One to One: John & Yoko review – Lennon and Ono storm Manhattan in intimate post-Beatles doc
John and Yoko. Greenwich Village. Television. Activism. Vietnam. Richard Nixon. Insects. Peace. This skittish, channel-surfing archival documentary, co-directed by Kevin Macdonald and Sam Rice-Edwards, touches on all of this and more. But it lingers on nothing. It's a spry, fleet-footed film that makes an intriguingly angular and jittery companion piece to Peter Jackson's weighty series The Beatles: Get Back, which explored, over nearly eight exhaustive hours, the making of the Beatles' 1970 final album, Let It Be.
One to One, in contrast, covers an 18-month period shortly afterwards. It's 1971. Unshackled from the Beatles and burned by the hostility of the British press, Lennon and Ono have upped sticks and moved to a bohemian two-room apartment in Manhattan's Greenwich Village. The John Lennon we see in Jackson's film can be abrasive, a guarded presence. In One to One, he's lighter: engaged, curious and open, he seems positively chipper in some archival snippets. Ono, meanwhile, is reframed from the Beatles-wrecking succubus of popular media opinion at the time and shown as an articulate, if eccentric avant-garde artist who is candid about the personal cost of the hate campaign levelled against her. The move to New York is not just a relocation, but also, as the film tells it, a rebirth of sorts.
Well, that's the approved narrative, at least. The film, which was made with support (and, one suspects, a considerable degree of oversight) from the Lennon estate, benefits from some extraordinarily revealing and intimate material, such as recordings of telephone conversations (Lennon believed they were being bugged and reasoned that he might as well be taping his phone calls if somebody else was already doing so). Footage threaded through this nonlinear collage film from the One to One concert at Madison Square Garden in 1972 – Lennon's last full-length stage performance – is electrifying, particularly a barnstorming rendition of Come Together. But it's also notable and somewhat frustrating that a veil is discreetly drawn over certain aspects of the Lennon-Ono relationship. There's no indication, for example, that the end of the period that the film covers coincided with the temporary breakdown of their marriage, and Lennon's affair with May Pang.
Together with his co-director, Macdonald, whose previous forays into biographical documentary include Marley (2012), Whitney (2018) and, most recently, High & Low: John Galliano (2023), adopts a deliberately jarring and scattershot approach here. It's a picture about John and Yoko, certainly, but it's as much about the turbulent time and place in which they found themselves. In this, there's a clear parallel with Todd Haynes's thrilling, febrile documentary The Velvet Underground, which extended its reach beyond the band to explore the wider cultural New York landscape. With One to One, the film-makers take as a jumping-off point a throwaway comment from Lennon about his appreciation of television. 'It's replaced the fireplace,' he says, describing it as a 'window on the world'. A recreation of the apartment they shared shows a huge television looming over the bed. And cut together with the glimpses of Lennon and Ono, from interviews with journalists, audio recordings, home videos and live performances, is a barrage of ragged clips ripped from American television of the era.

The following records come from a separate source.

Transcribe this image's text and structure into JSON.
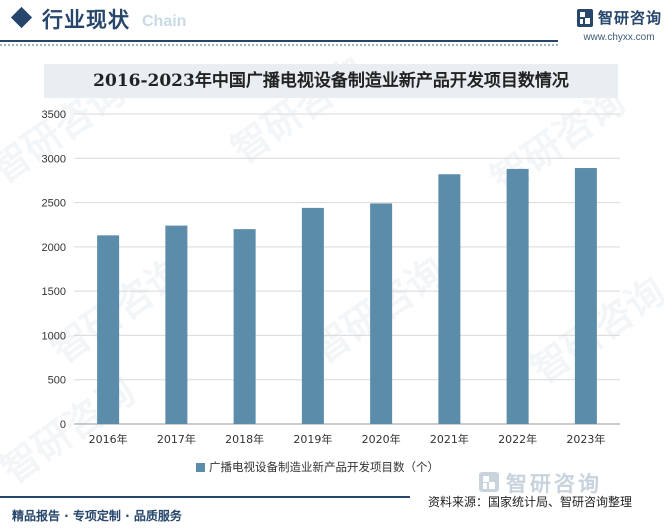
{
  "header": {
    "section_title": "行业现状",
    "watermark_text": "Chain",
    "logo_text": "智研咨询",
    "logo_url": "www.chyxx.com"
  },
  "watermark": {
    "text": "智研咨询"
  },
  "chart_data": {
    "type": "bar",
    "title": "2016-2023年中国广播电视设备制造业新产品开发项目数情况",
    "categories": [
      "2016年",
      "2017年",
      "2018年",
      "2019年",
      "2020年",
      "2021年",
      "2022年",
      "2023年"
    ],
    "series": [
      {
        "name": "广播电视设备制造业新产品开发项目数（个）",
        "values": [
          2130,
          2240,
          2200,
          2440,
          2490,
          2820,
          2880,
          2890
        ],
        "color": "#5b8ca9"
      }
    ],
    "y_ticks": [
      "0",
      "500",
      "1000",
      "1500",
      "2000",
      "2500",
      "3000",
      "3500"
    ],
    "ylim": [
      0,
      3500
    ],
    "grid": true,
    "legend_position": "bottom-center",
    "xlabel": "",
    "ylabel": ""
  },
  "legend": {
    "label": "广播电视设备制造业新产品开发项目数（个）"
  },
  "footer": {
    "left_text": "精品报告 · 专项定制 · 品质服务",
    "source_text": "资料来源：国家统计局、智研咨询整理",
    "bottom_logo_text": "智研咨询"
  },
  "colors": {
    "brand": "#27466b",
    "bar": "#5b8ca9",
    "title_bg": "#e9eef3",
    "grid": "#d9d9d9"
  }
}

Some of it ties into the life the couple carved out for themselves in Manhattan: we see firebrand activist Jerry Rubin emptying both barrels during a late-night chatshow. And Rubin, together with fellow rock stars of the countercultural movement such as Abbie Hoffman and Allen Ginsberg, was part of the circle within which Lennon and Ono moved. Elsewhere, the film skims through fragments of gameshows and advertisements – Cadillacs draped in bikini-clad showgirls, everything that the red-blooded all-American man could want in life – and delivers a skittering sensory assault of attention-grabbing headlines snatched from the rolling news coverage. We see Nixon, with his pinched, thin-lipped, lying smile. Shell-shocked reporters reeling from the Attica prison riot. The bruising horrors of Vietnam. High and low culture, news and current affairs: all of it, the film suggests, mainlined by John and Yoko.

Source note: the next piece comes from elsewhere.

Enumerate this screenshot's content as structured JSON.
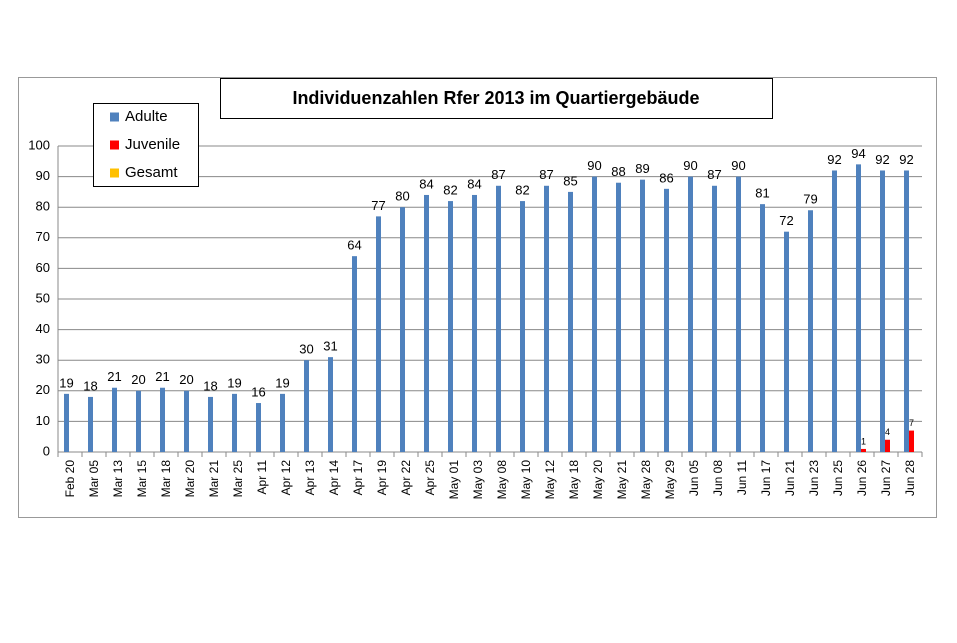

At times, the editing and far-ranging archival reach put me in mind of last year's Soundtrack to a Coup d'Etat by Johan Grimonprez, another documentary that weaves together music and politics to exhilarating effect. If One to One lacks some of the elegant intellectual rigour of Grimonprez's picture, I suspect it's no accident. For John and Yoko, accustomed to British TV's sedate three channels, the brash noise and broad horizons of US television must have felt like a step into the wild west. The film's rattling pace and haphazard focus reflect the couple's voracious, if at times unfocused appetite for ideas and issues.
Released from his Beatles responsibilities, Lennon apparently made the most of the newfound freedom. The excitement and enthusiasm in his voice as he bounces ideas for music and activism during a phone call is infectious and vital. Ultimately, One to One might not reveal a huge amount that's new about Lennon, but it makes him feel bracingly alive in a way few other documentaries have managed.